While a family in another location is the most common way to demonstrate a double household, says Zitzelsberger, a single person can also do so by showing they have a fully maintained, and not sublet, place of residence elsewhere.
But it’s dealt with on a case-by-case basis, he adds, pointing to a woman who returned to Brasil three times a year to care for her ailing parents, and was able to argue the country was her main place of residence.
While the time limit of claiming this deduction used to be limited to two years, it’s now indefinite as long as there continues to be supporting documentation.
“You can claim, ‘my heart is in Brasil,’ but that’s the subjective reality,” says Zitzelsberger.
“You need to show an objective reality illustrating and indicating what the link really is.”
A salary split when partially working abroad
Employees in Germany working part of the year outside of the country might qualify for a so-called salary split, meaning that part of their taxes could be paid in a country with a different (in most cases lower) tax rate. This could apply to you if you’re working for an employer who has different branches or affiliations abroad, and you spend a good chunk of the year at one of them.
The salary split can be made with countries with which Germany has joint tax treaties. Let’s say, for example, that an employee works for 180 days of the year at a German company, and 50 days of the year at its US affiliate. If part of the salary is also paid by the US branch, then 50 of 230 workdays would be exempted from German taxes and taxable in the US.
Working in two countries can also mean two different tax rates. Photo: depositphotos/AllaSerebrina
Business expenses without documentation
Let’s say that you forgot to save your receipts documenting which business supplies your purchased during the year (oops). If you are fully employed, a standard €1,000 is deducted over the course of the year in the month-to-month without a need to submit any proof.

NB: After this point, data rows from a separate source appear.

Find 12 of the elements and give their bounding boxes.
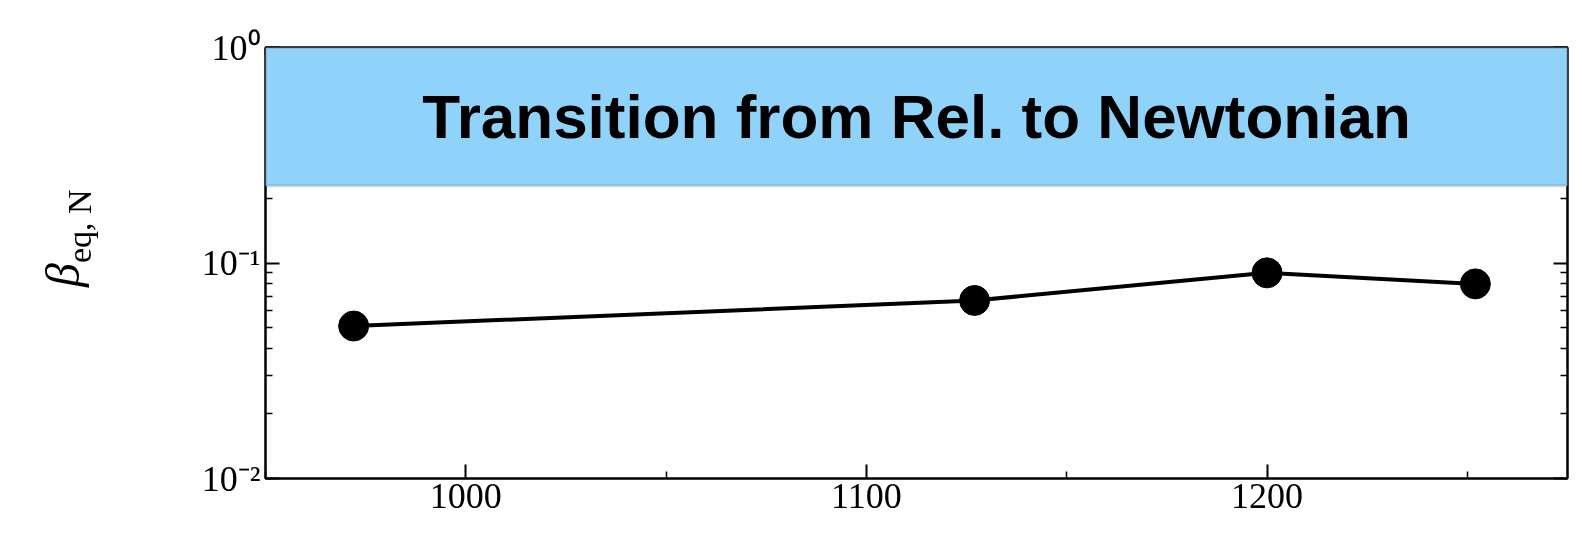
x-tick-label: 1100: [831, 475, 902, 516]
band-label: Transition from Rel. to Newtonian: [422, 82, 1411, 152]
y-tick-label: 10⁻²: [201, 458, 261, 499]
point: [1251, 257, 1283, 289]
point: [1459, 268, 1491, 300]
x-tick-label: 1000: [429, 475, 502, 516]
point: [959, 285, 991, 316]
x-tick-label: 1200: [1231, 475, 1304, 516]
y-tick-label: 10⁻¹: [201, 243, 261, 283]
point: [338, 310, 370, 342]
y-tick-label: 10⁰: [211, 27, 261, 68]
y-axis-title: βeq, N: [35, 189, 98, 288]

No active claim at the end of the year is needed to enjoy this benefit, but a much higher amount can still be requested if you’ve been saving those receipts for office supplies and business travel.
“There is no upper limit of what you can claim as work related expenses,” says Zitzelsberger.
“They need to pass the test of 'exclusively for work' and you need to have receipts.”
According to the tax expert, an individual can also claim 30 cents per kilometre of travel between home and work per-day, each-way, regardless of the actual costs.
100 percent deduction on health insurance, and then some
There’s no doubt that Germans like to possess multiple types of insurance, with the average German forking out about €2,400 a year for six different types of insurance, a number which has doubled in the past 20 years.
At least there is some tax relief for being so protected from potential ailments. Contributions to health care are completely deductible, whereas other types of insurance policies such as unemployment insurance can be deducted at up to €2,800 per year.
Scoping out housing
Let’s say you live in London and are planning to make a move to Frankfurt next year. You can deduct the costs of visiting the city - from staying at a hotel to paying an agent (even an online one such as ImmobilienScout24) and taking public transit to get around the city. Your plane ticket is also tax deductible, even if you come from a much further-flung location.